How BatchNorm layer behave when we use pre-trained model to extract features?

Thank you for your time.
I’m trying to use pre-trained resnet18 to extract features from my own images for classification task.
At first, I do exactly what they do in the official transfer learning tutorial and use the model as an feature extractor ,witch works fine but quite slow in my case(pretty large amount of data and poor hardware).
I thought it will save me a lot of time to calculate the features ( I choose the input of the final fully connection layer as feature) just once and reuse it in every epoch.
So I try to break the whole procedure into two parts:
1.extract the feature(the fully connection layer input) once.
2.use that feature as future model input.
However, it doesn’t work well.
I think the reason is lying between the difference of training mode and testing mode.
When I use the approach in the tutorial (compute the features every epoch), between training time and testing time, the training mode need to be turning on and off:

model.train(True)
or
model.train(False)

In resnet ,I think it will tell the batch normalization layers to record he mean and variance of each activation layer or apply them on test set.

But when I use the second approach, I don’t know if I should turn off the training mode or not.
I’ve tried to turn off the training mode for all my training set and testing set, which implies the fact that I’m not training the model but treat all my data as testing set to extract features, but when I use the features extracted in this way, something went wrong.(training well but testing accuracy bouncing up and down ).
This is the code I build the extractor from the pre-trained model:

new_classifier = nn.Sequential(*list(pre_trained_model.children())[:-1])
for param in new_classifier.parameters():
param.requires_grad = False
new_classifier.train(False)

I don’t know if there is some bugs in my code or this is the wrong approach to do anyway.
I really want to know when we use a model with batch normalization layer as a feature extractor, how does the mean and variance of each activation layer calculate, dose it simply reuse the value from the data witch the model was trained on, like imageNet?
Do I need to turn on and off the training mode between our training and testing set when I extract features?
It seems that few people discussed this before.
Sorry for my poor english, hope you can understand me.
Any help appreciated, thanks ahead!!

I think what you did should be basically fine. When a pretrained model is used as a feature extractor, you should always use the moving mean/var because the model is considered fixed. You should also make sure that your input data is normalized to similar input distribution that the pretrained model is trained with.
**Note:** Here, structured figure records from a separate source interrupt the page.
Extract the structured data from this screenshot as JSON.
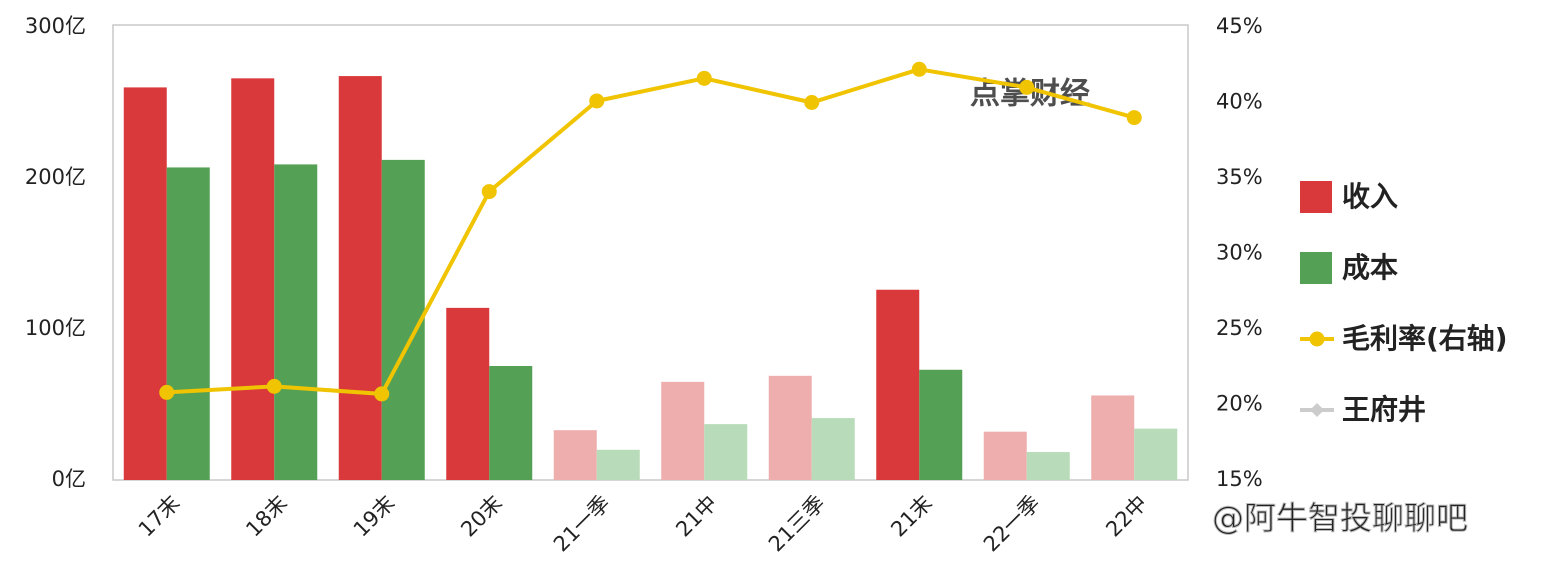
{
  "chart_data": {
    "type": "bar",
    "categories": [
      "17末",
      "18末",
      "19末",
      "20末",
      "21一季",
      "21中",
      "21三季",
      "21末",
      "22一季",
      "22中"
    ],
    "series": [
      {
        "name": "收入",
        "type": "bar",
        "color": "#d9393a",
        "colors": [
          "#d9393a",
          "#d9393a",
          "#d9393a",
          "#d9393a",
          "#eeaeae",
          "#eeaeae",
          "#eeaeae",
          "#d9393a",
          "#eeaeae",
          "#eeaeae"
        ],
        "values": [
          260,
          266,
          267.5,
          114,
          33,
          65,
          69,
          126,
          32,
          56
        ]
      },
      {
        "name": "成本",
        "type": "bar",
        "color": "#54a054",
        "colors": [
          "#54a054",
          "#54a054",
          "#54a054",
          "#54a054",
          "#b8dbb9",
          "#b8dbb9",
          "#b8dbb9",
          "#54a054",
          "#b8dbb9",
          "#b8dbb9"
        ],
        "values": [
          207,
          209,
          212,
          75.5,
          20,
          37,
          41,
          73,
          18.5,
          34
        ]
      },
      {
        "name": "毛利率(右轴)",
        "type": "line",
        "axis": "y2",
        "color": "#f0c400",
        "values": [
          20.8,
          21.2,
          20.7,
          34.1,
          40.1,
          41.6,
          40.0,
          42.2,
          41.0,
          39.0
        ]
      },
      {
        "name": "王府井",
        "type": "line",
        "marker": "diamond",
        "color": "#cccccc",
        "values": [
          null,
          null,
          null,
          null,
          null,
          null,
          null,
          null,
          null,
          null
        ]
      }
    ],
    "ylim": [
      0,
      300
    ],
    "yticks": [
      {
        "value": 0,
        "label": "0亿"
      },
      {
        "value": 100,
        "label": "100亿"
      },
      {
        "value": 200,
        "label": "200亿"
      },
      {
        "value": 300,
        "label": "300亿"
      }
    ],
    "y2lim": [
      15,
      45
    ],
    "y2ticks": [
      {
        "value": 15,
        "label": "15%"
      },
      {
        "value": 20,
        "label": "20%"
      },
      {
        "value": 25,
        "label": "25%"
      },
      {
        "value": 30,
        "label": "30%"
      },
      {
        "value": 35,
        "label": "35%"
      },
      {
        "value": 40,
        "label": "40%"
      },
      {
        "value": 45,
        "label": "45%"
      }
    ],
    "grid": false,
    "legend": "right",
    "watermarks": [
      "点掌财经",
      "@阿牛智投聊聊吧"
    ]
  }
}
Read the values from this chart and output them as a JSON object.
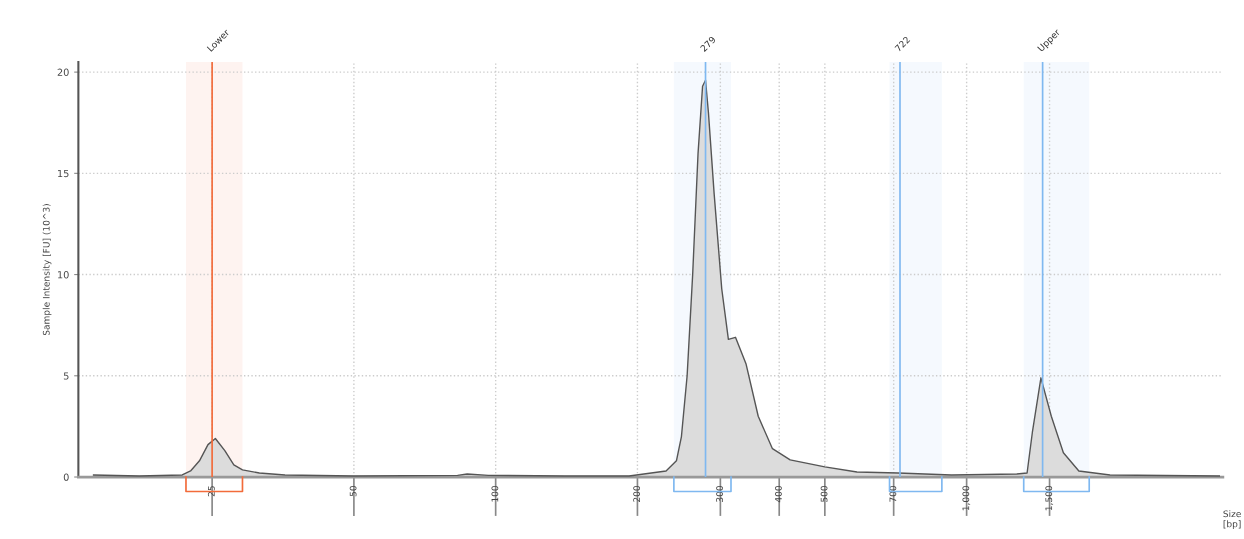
{
  "chart_data": {
    "type": "area",
    "xlabel": "Size\n[bp]",
    "ylabel": "Sample Intensity [FU] (10^3)",
    "x": [
      14,
      17.5,
      21.6,
      22.5,
      23.5,
      24.5,
      25.4,
      26.6,
      27.8,
      29,
      31.5,
      35.7,
      50,
      83,
      87,
      96.5,
      140,
      192,
      230,
      242,
      248,
      255,
      262,
      269,
      275,
      279,
      283,
      291,
      302,
      312,
      323,
      340,
      361,
      387,
      422,
      500,
      585,
      715,
      929,
      1278,
      1344,
      1379,
      1438,
      1513,
      1605,
      1731,
      2016,
      3440
    ],
    "series": [
      {
        "color": "#dcdcdc",
        "values": [
          0.1,
          0.05,
          0.1,
          0.3,
          0.8,
          1.6,
          1.9,
          1.3,
          0.6,
          0.35,
          0.2,
          0.1,
          0.05,
          0.08,
          0.15,
          0.08,
          0.05,
          0.05,
          0.3,
          0.8,
          2,
          5,
          10,
          16,
          19.3,
          19.6,
          18,
          14,
          9.3,
          6.8,
          6.9,
          5.6,
          3.0,
          1.4,
          0.85,
          0.5,
          0.25,
          0.2,
          0.1,
          0.15,
          0.2,
          2.2,
          4.9,
          3.0,
          1.2,
          0.3,
          0.1,
          0.05
        ]
      }
    ],
    "log": "x",
    "xlim": [
      13,
      3500
    ],
    "ylim": [
      0,
      20.5
    ],
    "xticks": [
      25,
      50,
      100,
      200,
      300,
      400,
      500,
      700,
      {
        "value": 1000,
        "label": "1,000"
      },
      {
        "value": 1500,
        "label": "1,500"
      }
    ],
    "yticks": [
      0,
      5,
      10,
      15,
      20
    ],
    "grid": true,
    "ref_lines": [
      {
        "axis": "x",
        "value": 25,
        "label": "Lower",
        "color": "#f26b3a"
      },
      {
        "axis": "x",
        "value": 279,
        "label": "279",
        "color": "#7fb8f0"
      },
      {
        "axis": "x",
        "value": 722,
        "label": "722",
        "color": "#7fb8f0"
      },
      {
        "axis": "x",
        "value": 1450,
        "label": "Upper",
        "color": "#7fb8f0"
      }
    ],
    "bands": [
      {
        "axis": "x",
        "from": 22,
        "to": 29,
        "color": "#f26b3a"
      },
      {
        "axis": "x",
        "from": 239,
        "to": 316,
        "color": "#7fb8f0"
      },
      {
        "axis": "x",
        "from": 686,
        "to": 886,
        "color": "#7fb8f0"
      },
      {
        "axis": "x",
        "from": 1322,
        "to": 1821,
        "color": "#7fb8f0"
      }
    ]
  }
}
Thank you for your answer.

Here is what my understanding right now.
In official turorial
which we turn on the training mode in training phase:

    for phase in ['train', 'val']:
        if phase == 'train':
            scheduler.step()
            model.train(True)  # Set model to training mode
        else:
            model.train(False)  # Set model to evaluate mode

This means even we only want to train the final layer and freeze every layer before, we still need to let BatchNorm layer get to work during training and calculate the mean/var for our own training set.
Then when the model is trained, we turn off the training mode and test it and apply the mean/var from training set to test data.

So, if we choose to calculate the fully connect layer input (or whatever layer feature to be extracted) once and save it for reuse in every epoch. The right thing to do should be turn on the training mode to calculate the mean/var for all our data (train and test). In this case, the value of the extracted features should be equal to the tutorial approach (more easy to understand, but a little computational unefficient).
Otherwise, if we turn off the training mode to extract features, I don’t where we can get whose mean/var(s) for BatchNorm layer.